Donald loves to sit on this lamp, he likes the warmth and the light. He's about to indulge in a good ol' wing stretch in the pic.

It looks as if Donald is bathed in sunshine, doesn't it?


----------



## eduardo (Jan 27, 2012)

Haha, he looks like a person in front of a fireplace.


----------



## SoCalTiels (Oct 8, 2013)

*cough* Looks like a cross between Dumbledore's Pensieve and the Pulp Fiction briefcase. Soo either your bird is the greatest wizard to have ever lived or he's a straight up hit man. loll, sorry had to say it. Love the photo


----------



## Squawkz (Oct 7, 2012)

SoCalTiels said:


> *cough* Looks like a cross between Dumbledore's Pensieve and the Pulp Fiction briefcase. Soo either your bird is the greatest wizard to have ever lived or he's a straight up hit man. loll, sorry had to say it. Love the photo


You must be psychic! Not an hour ago, Mr. Squawkz and I were joking about what Donald's mobster name might be. Donald is very sneaky and would probably make an excellent hitman, if he was more violent, that is!


----------



## SoCalTiels (Oct 8, 2013)

Got curious, looked up names. Straight up just found an mobster named Donald Angelini, "The Wizard of Odds". Fits both possibilities, lol.


----------



## Mezza (Feb 19, 2013)

Oh that is so cute!

Looking into Pandoras Box???


----------



## bobobubu (Dec 12, 2011)

eduardo said:


> Haha, he looks like a person in front of a fireplace.
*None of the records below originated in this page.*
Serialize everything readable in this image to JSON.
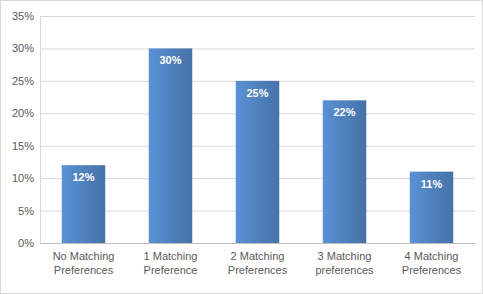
{
  "chart_data": {
    "type": "bar",
    "categories": [
      "No Matching Preferences",
      "1 Matching Preference",
      "2 Matching Preferences",
      "3 Matching preferences",
      "4 Matching Preferences"
    ],
    "values": [
      12,
      30,
      25,
      22,
      11
    ],
    "value_labels": [
      "12%",
      "30%",
      "25%",
      "22%",
      "11%"
    ],
    "color": "#4f81bd",
    "ylim": [
      0,
      35
    ],
    "yticks": [
      {
        "value": 0,
        "label": "0%"
      },
      {
        "value": 5,
        "label": "5%"
      },
      {
        "value": 10,
        "label": "10%"
      },
      {
        "value": 15,
        "label": "15%"
      },
      {
        "value": 20,
        "label": "20%"
      },
      {
        "value": 25,
        "label": "25%"
      },
      {
        "value": 30,
        "label": "30%"
      },
      {
        "value": 35,
        "label": "35%"
      }
    ],
    "grid": true,
    "data_labels": true
  }
}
lol so true! stretching and relaxing in front of a nice fire


----------



## Vickitiel (Oct 10, 2012)

Cute birdie!


----------



## CaliTiels (Oct 18, 2012)

Stretching by the bonfire? I'm waiting for him to throw some millet in


----------



## chasy (Nov 4, 2013)

That's adorable!!


----------



## Squawkz (Oct 7, 2012)

SoCalTiels said:


> Got curious, looked up names. Straight up just found an mobster named Donald Angelini, "The Wizard of Odds". Fits both possibilities, lol.


Oh, I love it! Wait till Mr. Squawkz comes back from making his football bets at a local store -- we have a winning nickname! Thanks so much! :yes:


----------



## Squawkz (Oct 7, 2012)

Thanks, all. 

I love the bonfire/toasted millet reference. All Donald needs is a Bud to go with it! He's been known to drink a wee bit of beer with his dad, but not to worry, he knows his limits!


----------



## Sunshine2009 (Dec 29, 2011)

Aww so sweet! What a nice, warm place to be, stretching and relaxing haha! Cute!!


----------